New group targets crash injury rates

Russell Hawkes
Russell Hawkes
A new group is being established to try to reduce the number of fatal and serious injury crashes on Otago-Southland roads.

The group would put ‘‘fresh eyes'' on where, when, and hopefully why, serious crashes happened, Environment Southland senior transport planner Russell Hawkes said.

‘‘It will try and take a new approach to reducing the statistics.''

Southland and Otago already had safety implementation groups made up mainly of transport planners and engineers from councils and the New Zealand Transport Agency (NZTA), he said.

The new group had been widened to include others in the community who could influence road safety outcomes, such as representatives from major transport companies like HW Richardson Group and Fonterra.
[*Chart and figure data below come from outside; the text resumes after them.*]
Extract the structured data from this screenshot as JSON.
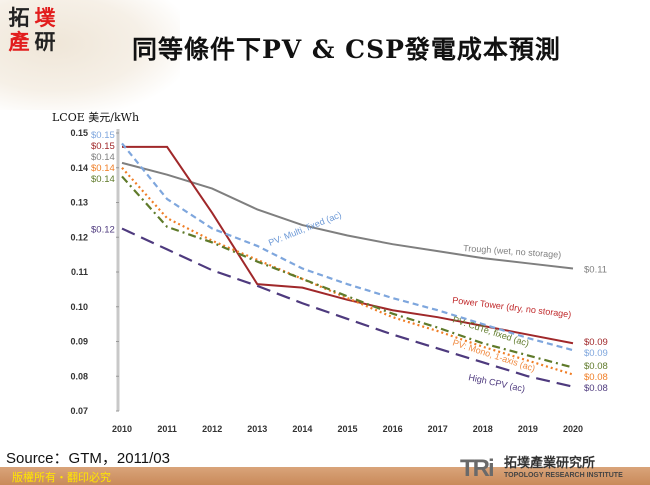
{
  "header": {
    "title": "同等條件下PV & CSP發電成本預測",
    "logo_chars": [
      "拓",
      "墣",
      "產",
      "研"
    ]
  },
  "footer": {
    "source": "Source：GTM，2011/03",
    "copyright": "版權所有・翻印必究",
    "org_mark": "TRi",
    "org_name_cn": "拓墣產業研究所",
    "org_name_en": "TOPOLOGY RESEARCH INSTITUTE"
  },
  "chart_data": {
    "type": "line",
    "title": "同等條件下PV & CSP發電成本預測",
    "ylabel": "LCOE 美元/kWh",
    "xlabel": "",
    "ylim": [
      0.07,
      0.15
    ],
    "yticks": [
      "0.07",
      "0.08",
      "0.09",
      "0.10",
      "0.11",
      "0.12",
      "0.13",
      "0.14",
      "0.15"
    ],
    "x": [
      "2010",
      "2011",
      "2012",
      "2013",
      "2014",
      "2015",
      "2016",
      "2017",
      "2018",
      "2019",
      "2020"
    ],
    "series": [
      {
        "name": "Trough (wet, no storage)",
        "color": "#7f7f7f",
        "dash": "",
        "start_label": "$0.14",
        "end_label": "$0.11",
        "values": [
          0.1414,
          0.138,
          0.134,
          0.128,
          0.1235,
          0.1205,
          0.118,
          0.116,
          0.114,
          0.1125,
          0.111
        ]
      },
      {
        "name": "Power Tower (dry, no storage)",
        "color": "#a0282a",
        "dash": "",
        "start_label": "$0.15",
        "end_label": "$0.09",
        "values": [
          0.146,
          0.146,
          0.127,
          0.1065,
          0.1055,
          0.102,
          0.099,
          0.097,
          0.0945,
          0.092,
          0.0895
        ]
      },
      {
        "name": "PV: Multi, fixed (ac)",
        "color": "#7ea6dd",
        "dash": "6,4",
        "start_label": "$0.15",
        "end_label": "$0.09",
        "values": [
          0.147,
          0.131,
          0.1225,
          0.1175,
          0.111,
          0.1065,
          0.1025,
          0.099,
          0.095,
          0.091,
          0.0875
        ]
      },
      {
        "name": "PV: Mono, 1-axis (ac)",
        "color": "#f07e26",
        "dash": "2,3",
        "start_label": "$0.14",
        "end_label": "$0.08",
        "values": [
          0.14,
          0.1255,
          0.119,
          0.1135,
          0.108,
          0.1025,
          0.097,
          0.093,
          0.0885,
          0.0845,
          0.0805
        ]
      },
      {
        "name": "PV: CdTe, fixed (ac)",
        "color": "#5f7a2a",
        "dash": "8,4,2,4",
        "start_label": "$0.14",
        "end_label": "$0.08",
        "values": [
          0.1375,
          0.123,
          0.1185,
          0.113,
          0.108,
          0.103,
          0.098,
          0.094,
          0.0895,
          0.086,
          0.0825
        ]
      },
      {
        "name": "High CPV (ac)",
        "color": "#4e3a7e",
        "dash": "14,7",
        "start_label": "$0.12",
        "end_label": "$0.08",
        "values": [
          0.1225,
          0.1165,
          0.1105,
          0.106,
          0.101,
          0.0965,
          0.092,
          0.088,
          0.084,
          0.08,
          0.077
        ]
      }
    ]
  }
}
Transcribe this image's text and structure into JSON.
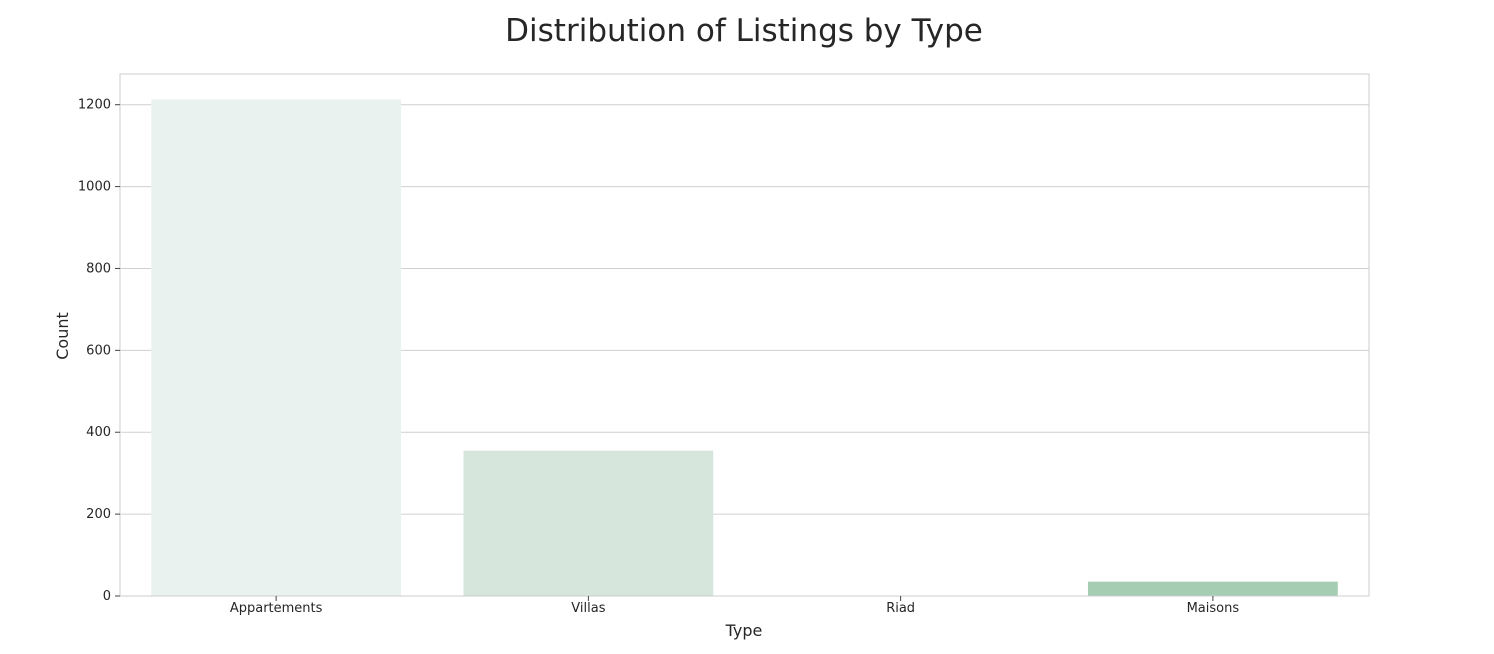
{
  "chart_data": {
    "type": "bar",
    "title": "Distribution of Listings by Type",
    "xlabel": "Type",
    "ylabel": "Count",
    "categories": [
      "Appartements",
      "Villas",
      "Riad",
      "Maisons"
    ],
    "values": [
      1213,
      355,
      1,
      35
    ],
    "ylim": [
      0,
      1275
    ],
    "yticks": [
      0,
      200,
      400,
      600,
      800,
      1000,
      1200
    ],
    "grid": true,
    "colors": [
      "#e9f2ee",
      "#d6e6dc",
      "#c0dccb",
      "#a4cdb2"
    ],
    "background": "#ffffff",
    "grid_color": "#d0d0d0",
    "frame_color": "#cccccc"
  }
}
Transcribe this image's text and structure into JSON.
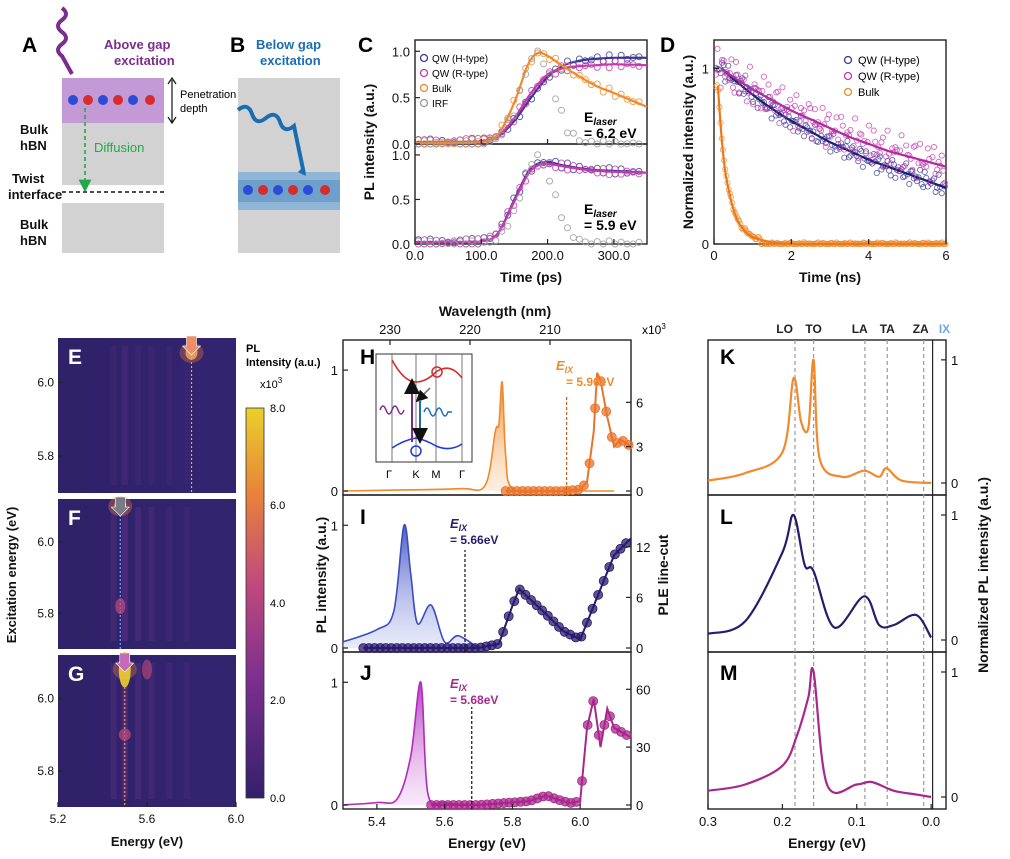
{
  "labels": {
    "A": "A",
    "B": "B",
    "C": "C",
    "D": "D",
    "E": "E",
    "F": "F",
    "G": "G",
    "H": "H",
    "I": "I",
    "J": "J",
    "K": "K",
    "L": "L",
    "M": "M"
  },
  "panelA": {
    "title_line1": "Above gap",
    "title_line2": "excitation",
    "pen_line1": "Penetration",
    "pen_line2": "depth",
    "bulk1_line1": "Bulk",
    "bulk1_line2": "hBN",
    "diffusion": "Diffusion",
    "twist_line1": "Twist",
    "twist_line2": "interface",
    "bulk2_line1": "Bulk",
    "bulk2_line2": "hBN",
    "colors": {
      "purple": "#7b2d8e",
      "violet_region": "#c39ad6",
      "gray": "#d2d2d2",
      "green": "#22a84a"
    }
  },
  "panelB": {
    "title_line1": "Below gap",
    "title_line2": "excitation",
    "colors": {
      "blue": "#1b6db3",
      "layer": "#8fb6d6"
    }
  },
  "panelC": {
    "ylabel": "PL intensity (a.u.)",
    "xlabel": "Time (ps)",
    "legend": [
      "QW (H-type)",
      "QW (R-type)",
      "Bulk",
      "IRF"
    ],
    "top_energy": "6.2 eV",
    "bottom_energy": "5.9 eV",
    "elaser_main": "E",
    "elaser_sub": "laser",
    "elaser_eq": "= "
  },
  "panelD": {
    "ylabel": "Normalized intensity (a.u.)",
    "xlabel": "Time (ns)",
    "legend": [
      "QW (H-type)",
      "QW (R-type)",
      "Bulk"
    ]
  },
  "panelEFG": {
    "ylabel": "Excitation energy (eV)",
    "xlabel": "Energy (eV)",
    "cbar_title_line1": "PL",
    "cbar_title_line2": "Intensity (a.u.)",
    "cbar_scale": "x10",
    "cbar_exp": "3",
    "cbar_ticks": [
      "8.0",
      "6.0",
      "4.0",
      "2.0",
      "0.0"
    ]
  },
  "panelHIJ": {
    "top_xlabel": "Wavelength (nm)",
    "top_ticks": [
      "230",
      "220",
      "210"
    ],
    "xlabel": "Energy (eV)",
    "ylabel_left": "PL intensity (a.u.)",
    "ylabel_right": "PLE line-cut",
    "right_scale": "x10",
    "right_exp": "3",
    "eix_H": "= 5.96eV",
    "eix_I": "= 5.66eV",
    "eix_J": "= 5.68eV",
    "eix_main": "E",
    "eix_sub": "IX",
    "inset_labels": [
      "Γ",
      "K",
      "M",
      "Γ"
    ]
  },
  "panelKLM": {
    "phonons": [
      "LO",
      "TO",
      "LA",
      "TA",
      "ZA",
      "IX"
    ],
    "xlabel": "Energy (eV)",
    "ylabel": "Normalized PL intensity (a.u.)"
  },
  "chart_data": [
    {
      "type": "line",
      "panel": "C (top)",
      "xlabel": "Time (ps)",
      "ylabel": "PL intensity (a.u.)",
      "xlim": [
        0,
        350
      ],
      "ylim": [
        0,
        1.1
      ],
      "annotation": "E_laser = 6.2 eV",
      "series": [
        {
          "name": "QW (H-type)",
          "x": [
            0,
            50,
            100,
            125,
            150,
            175,
            200,
            225,
            250,
            275,
            300,
            350
          ],
          "y": [
            0.02,
            0.02,
            0.03,
            0.08,
            0.25,
            0.5,
            0.72,
            0.85,
            0.9,
            0.92,
            0.93,
            0.93
          ]
        },
        {
          "name": "QW (R-type)",
          "x": [
            0,
            50,
            100,
            125,
            150,
            175,
            200,
            225,
            250,
            275,
            300,
            350
          ],
          "y": [
            0.01,
            0.02,
            0.03,
            0.08,
            0.28,
            0.55,
            0.75,
            0.82,
            0.84,
            0.85,
            0.86,
            0.85
          ]
        },
        {
          "name": "Bulk",
          "x": [
            0,
            50,
            100,
            125,
            150,
            170,
            185,
            200,
            225,
            250,
            275,
            300,
            350
          ],
          "y": [
            0.01,
            0.01,
            0.02,
            0.1,
            0.45,
            0.85,
            0.98,
            0.95,
            0.83,
            0.72,
            0.62,
            0.55,
            0.4
          ]
        },
        {
          "name": "IRF",
          "x": [
            0,
            100,
            125,
            150,
            170,
            185,
            200,
            215,
            230,
            250,
            275,
            300
          ],
          "y": [
            0.0,
            0.0,
            0.05,
            0.35,
            0.85,
            1.0,
            0.8,
            0.45,
            0.15,
            0.03,
            0.0,
            0.0
          ]
        }
      ]
    },
    {
      "type": "line",
      "panel": "C (bottom)",
      "xlabel": "Time (ps)",
      "ylabel": "PL intensity (a.u.)",
      "xlim": [
        0,
        350
      ],
      "ylim": [
        0,
        1.1
      ],
      "annotation": "E_laser = 5.9 eV",
      "series": [
        {
          "name": "QW (H-type)",
          "x": [
            0,
            50,
            100,
            125,
            150,
            170,
            185,
            200,
            225,
            250,
            275,
            300,
            350
          ],
          "y": [
            0.02,
            0.02,
            0.03,
            0.12,
            0.5,
            0.8,
            0.9,
            0.92,
            0.88,
            0.85,
            0.83,
            0.82,
            0.8
          ]
        },
        {
          "name": "QW (R-type)",
          "x": [
            0,
            50,
            100,
            125,
            150,
            170,
            185,
            200,
            225,
            250,
            275,
            300,
            350
          ],
          "y": [
            0.01,
            0.02,
            0.03,
            0.12,
            0.48,
            0.78,
            0.88,
            0.9,
            0.87,
            0.84,
            0.82,
            0.81,
            0.8
          ]
        },
        {
          "name": "IRF",
          "x": [
            0,
            100,
            125,
            150,
            170,
            185,
            200,
            215,
            230,
            250,
            275,
            300
          ],
          "y": [
            0.0,
            0.0,
            0.05,
            0.35,
            0.85,
            1.0,
            0.8,
            0.45,
            0.15,
            0.03,
            0.0,
            0.0
          ]
        }
      ]
    },
    {
      "type": "scatter",
      "panel": "D",
      "xlabel": "Time (ns)",
      "ylabel": "Normalized intensity (a.u.)",
      "xlim": [
        0,
        6
      ],
      "ylim": [
        0,
        1.15
      ],
      "series": [
        {
          "name": "QW (H-type)",
          "x": [
            0.2,
            0.5,
            1,
            1.5,
            2,
            2.5,
            3,
            3.5,
            4,
            4.5,
            5,
            5.5,
            6
          ],
          "y": [
            1.0,
            0.94,
            0.85,
            0.77,
            0.7,
            0.64,
            0.58,
            0.53,
            0.48,
            0.44,
            0.4,
            0.36,
            0.32
          ]
        },
        {
          "name": "QW (R-type)",
          "x": [
            0.2,
            0.5,
            1,
            1.5,
            2,
            2.5,
            3,
            3.5,
            4,
            4.5,
            5,
            5.5,
            6
          ],
          "y": [
            1.0,
            0.95,
            0.88,
            0.82,
            0.76,
            0.71,
            0.66,
            0.61,
            0.57,
            0.53,
            0.5,
            0.47,
            0.44
          ]
        },
        {
          "name": "Bulk",
          "x": [
            0.1,
            0.2,
            0.3,
            0.5,
            0.7,
            1,
            1.5,
            2,
            3,
            4,
            6
          ],
          "y": [
            0.9,
            0.6,
            0.4,
            0.2,
            0.1,
            0.04,
            0.01,
            0.0,
            0.0,
            0.0,
            0.0
          ]
        }
      ]
    },
    {
      "type": "heatmap",
      "panel": "E, F, G",
      "xlabel": "Energy (eV)",
      "ylabel": "Excitation energy (eV)",
      "xlim": [
        5.2,
        6.0
      ],
      "ylim": [
        5.7,
        6.12
      ],
      "x_ticks": [
        5.2,
        5.6,
        6.0
      ],
      "y_ticks": [
        5.8,
        6.0
      ],
      "colorbar": {
        "label": "PL Intensity (a.u.) x10^3",
        "range": [
          0,
          8
        ]
      },
      "peaks": [
        {
          "panel": "E",
          "emission_eV": 5.8,
          "excitation_eV": 6.08
        },
        {
          "panel": "F",
          "emission_eV": 5.48,
          "excitation_eV": 6.1
        },
        {
          "panel": "G",
          "emission_eV": 5.5,
          "excitation_eV": 6.08
        }
      ]
    },
    {
      "type": "line",
      "panel": "H",
      "xlabel": "Energy (eV)",
      "ylabel": "PL intensity (a.u.)",
      "xlim": [
        5.3,
        6.15
      ],
      "annotation": "E_IX = 5.96eV",
      "series": [
        {
          "name": "PL",
          "x": [
            5.3,
            5.5,
            5.65,
            5.72,
            5.75,
            5.76,
            5.77,
            5.78,
            5.8,
            5.9,
            6.0,
            6.1
          ],
          "y": [
            0.0,
            0.01,
            0.02,
            0.05,
            0.5,
            0.55,
            0.9,
            0.3,
            0.02,
            0.0,
            0.0,
            0.0
          ]
        },
        {
          "name": "PLE",
          "x": [
            5.78,
            5.85,
            5.95,
            6.0,
            6.02,
            6.04,
            6.05,
            6.06,
            6.08,
            6.1,
            6.12,
            6.15
          ],
          "y": [
            0,
            0,
            0,
            0.1,
            0.6,
            4.0,
            8.0,
            7.5,
            5.0,
            3.0,
            3.5,
            3.0
          ]
        }
      ]
    },
    {
      "type": "line",
      "panel": "I",
      "xlabel": "Energy (eV)",
      "ylabel": "PL intensity (a.u.)",
      "xlim": [
        5.3,
        6.15
      ],
      "annotation": "E_IX = 5.66eV",
      "series": [
        {
          "name": "PL",
          "x": [
            5.3,
            5.4,
            5.45,
            5.48,
            5.5,
            5.52,
            5.56,
            5.6,
            5.64,
            5.7
          ],
          "y": [
            0.05,
            0.15,
            0.3,
            1.0,
            0.6,
            0.2,
            0.35,
            0.05,
            0.1,
            0.0
          ]
        },
        {
          "name": "PLE",
          "x": [
            5.36,
            5.5,
            5.7,
            5.76,
            5.8,
            5.82,
            5.86,
            5.9,
            5.95,
            6.0,
            6.05,
            6.1,
            6.15
          ],
          "y": [
            0,
            0,
            0,
            0.5,
            5.0,
            7.0,
            5.5,
            4.0,
            2.0,
            1.0,
            6.0,
            11.0,
            13.0
          ]
        }
      ]
    },
    {
      "type": "line",
      "panel": "J",
      "xlabel": "Energy (eV)",
      "ylabel": "PL intensity (a.u.)",
      "xlim": [
        5.3,
        6.15
      ],
      "annotation": "E_IX = 5.68eV",
      "series": [
        {
          "name": "PL",
          "x": [
            5.3,
            5.4,
            5.46,
            5.5,
            5.53,
            5.55,
            5.6,
            5.7
          ],
          "y": [
            0.0,
            0.02,
            0.05,
            0.4,
            1.0,
            0.1,
            0.02,
            0.0
          ]
        },
        {
          "name": "PLE",
          "x": [
            5.56,
            5.7,
            5.85,
            5.9,
            5.93,
            5.97,
            6.0,
            6.02,
            6.04,
            6.06,
            6.08,
            6.1,
            6.15
          ],
          "y": [
            0,
            0,
            2,
            5,
            3,
            1,
            2,
            40,
            55,
            30,
            50,
            40,
            35
          ]
        }
      ]
    },
    {
      "type": "line",
      "panel": "K, L, M",
      "xlabel": "Energy (eV)",
      "ylabel": "Normalized PL intensity (a.u.)",
      "xlim": [
        0.3,
        -0.02
      ],
      "x_ticks": [
        0.3,
        0.2,
        0.1,
        0.0
      ],
      "phonon_lines_eV": {
        "LO": 0.183,
        "TO": 0.158,
        "LA": 0.089,
        "TA": 0.059,
        "ZA": 0.01,
        "IX": -0.002
      },
      "series": [
        {
          "name": "K",
          "x": [
            0.3,
            0.25,
            0.2,
            0.185,
            0.175,
            0.165,
            0.158,
            0.15,
            0.12,
            0.09,
            0.07,
            0.06,
            0.04,
            0.0
          ],
          "y": [
            0.02,
            0.08,
            0.25,
            0.85,
            0.5,
            0.45,
            1.0,
            0.2,
            0.05,
            0.1,
            0.05,
            0.12,
            0.02,
            0.0
          ]
        },
        {
          "name": "L",
          "x": [
            0.3,
            0.25,
            0.2,
            0.185,
            0.17,
            0.158,
            0.13,
            0.09,
            0.07,
            0.05,
            0.02,
            0.0
          ],
          "y": [
            0.05,
            0.15,
            0.7,
            1.0,
            0.6,
            0.55,
            0.1,
            0.35,
            0.12,
            0.12,
            0.2,
            0.02
          ]
        },
        {
          "name": "M",
          "x": [
            0.3,
            0.25,
            0.2,
            0.18,
            0.165,
            0.158,
            0.14,
            0.1,
            0.08,
            0.05,
            0.02,
            0.0
          ],
          "y": [
            0.05,
            0.1,
            0.25,
            0.5,
            0.8,
            1.0,
            0.1,
            0.1,
            0.12,
            0.05,
            0.02,
            0.0
          ]
        }
      ]
    }
  ]
}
‘‘Their drivers are on the road all the time. What are they seeing? What are the driver behaviours or engineering issues which have the potential to cause accidents?

‘‘Unsafe passing is a likely factor and it could be as simple as putting in no-passing lines [where they are needed].''

For the past 18 months, the Otago and Southland regional transport committees have been holding joint meetings, although they have not formally merged yet.
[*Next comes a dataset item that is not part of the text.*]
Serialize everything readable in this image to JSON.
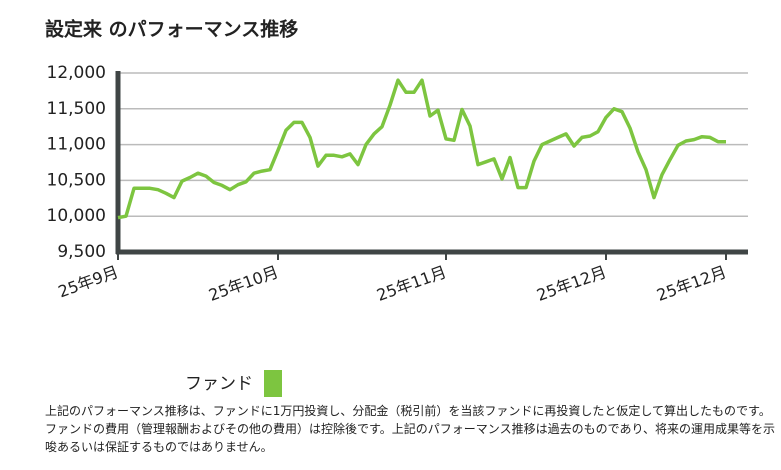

The new group had come out of discussions at those meetings, he said.

Mr Hawkes said while the name of the new group was the Southland Road Safety Influencing Group, it would also cover the Queenstown-Lakes and Clutha district areas, ‘‘basically, all of Otago and Southland excluding Dunedin city''.

The membership had been confirmed. The group would meet for the first time next month and about four times a year after that. Recommendations for education and engineering improvements would be reported to the regional transport committees.

Mr Hawkes said Southland experienced a ‘‘bump'' year for fatalities and serious injury road crashes in 2009-10, with 13 fatalities and 93 people injured.

Since then, the number of fatalities had remained steady while the number of people seriously injured was declining slowly.

The total was ‘‘moving in the right direction'', he said.

‘‘Yes, we are on the right track. But we are still not making as much progress as we would like.''

The Otago figures showed more variation, with between 12 and 19 fatalities annually in the six years to the middle of last year and an average of 170 serious injuries.